I bet there are a lot of differing opinions on this one. Bottom line is, it doesn't really matter as long as you are consistent. If you have other libraries or similar that is going to use the same data it might make sense to do whatever they do for easier integration.
If this is strictly in your own code, do whatever you feel comfortable with. My personal preference would be to use myArray[y][x]. If they are large, there might be performance benefits of keeping the items that you are going to access a lot at the same time together.
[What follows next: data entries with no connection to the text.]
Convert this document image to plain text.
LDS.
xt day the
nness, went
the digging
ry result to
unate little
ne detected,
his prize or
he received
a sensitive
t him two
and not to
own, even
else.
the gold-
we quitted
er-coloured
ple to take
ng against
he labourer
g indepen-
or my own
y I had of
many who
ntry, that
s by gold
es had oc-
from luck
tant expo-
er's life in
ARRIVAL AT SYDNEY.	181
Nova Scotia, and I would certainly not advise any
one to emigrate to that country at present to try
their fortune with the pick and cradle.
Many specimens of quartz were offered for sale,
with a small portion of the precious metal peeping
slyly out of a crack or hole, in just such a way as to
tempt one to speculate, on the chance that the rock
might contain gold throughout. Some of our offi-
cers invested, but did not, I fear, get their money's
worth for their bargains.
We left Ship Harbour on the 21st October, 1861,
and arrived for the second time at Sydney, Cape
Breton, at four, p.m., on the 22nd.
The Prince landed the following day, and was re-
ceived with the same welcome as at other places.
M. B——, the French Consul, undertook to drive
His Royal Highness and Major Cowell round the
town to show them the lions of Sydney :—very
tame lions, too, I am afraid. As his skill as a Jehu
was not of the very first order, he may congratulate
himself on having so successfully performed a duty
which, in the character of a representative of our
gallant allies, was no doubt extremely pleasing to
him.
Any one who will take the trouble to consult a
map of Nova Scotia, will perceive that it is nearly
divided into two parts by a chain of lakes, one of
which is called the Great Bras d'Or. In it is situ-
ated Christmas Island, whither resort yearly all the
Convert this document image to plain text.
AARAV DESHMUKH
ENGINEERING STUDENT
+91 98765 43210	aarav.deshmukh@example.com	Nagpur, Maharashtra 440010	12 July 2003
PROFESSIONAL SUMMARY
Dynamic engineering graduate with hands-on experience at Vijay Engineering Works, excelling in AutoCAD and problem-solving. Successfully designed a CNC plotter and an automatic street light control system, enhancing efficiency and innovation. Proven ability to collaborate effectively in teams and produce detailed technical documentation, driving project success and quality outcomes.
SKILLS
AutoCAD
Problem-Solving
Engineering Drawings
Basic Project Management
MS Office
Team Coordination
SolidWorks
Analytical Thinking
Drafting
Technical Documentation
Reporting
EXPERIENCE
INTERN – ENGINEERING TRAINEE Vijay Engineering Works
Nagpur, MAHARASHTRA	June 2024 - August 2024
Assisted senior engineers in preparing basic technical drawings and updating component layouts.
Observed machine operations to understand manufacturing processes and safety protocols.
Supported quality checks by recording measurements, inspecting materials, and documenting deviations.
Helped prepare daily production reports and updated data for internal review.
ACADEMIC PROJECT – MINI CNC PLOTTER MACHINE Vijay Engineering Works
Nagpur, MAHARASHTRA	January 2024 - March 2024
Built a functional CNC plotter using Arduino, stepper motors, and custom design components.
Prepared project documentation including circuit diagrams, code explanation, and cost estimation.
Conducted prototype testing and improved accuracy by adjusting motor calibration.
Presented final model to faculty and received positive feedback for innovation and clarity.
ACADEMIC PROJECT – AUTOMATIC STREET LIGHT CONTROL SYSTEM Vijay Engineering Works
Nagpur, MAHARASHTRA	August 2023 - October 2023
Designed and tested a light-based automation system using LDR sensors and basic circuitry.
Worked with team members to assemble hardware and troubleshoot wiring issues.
But I wouldn't worry about that until at a very late stage if at all.
Well not really, if you think of a row as elements on the x axis and then a 2d array is a bunch of row elements on the y axis, then it's normal to use y to operate on a row, as you already know the x (for that particular row x is always the same, it's y that's changing with its indices) and then use x to operate on the multiple row elements (the rows are stacked vertically, each one at a particular y value)
For better or for worse, the inconsistent notation was inherited from math.
Multidimensional arrays follow matrix notation where Mi,j represents the matrix element on row i and column j.
Multidimensional arrays therefore are not backward if used to represent a matrix, but they will seem backward if used to represent a 2D Cartesian plane where (x, y) is the typical ordering for a coordinate.
Also note that 2D Cartesian planes typically are oriented with the y-axis growing upward. However, that also is backward from how 2D arrays/matrices are typically visualized (and with the coordinate systems for most raster images).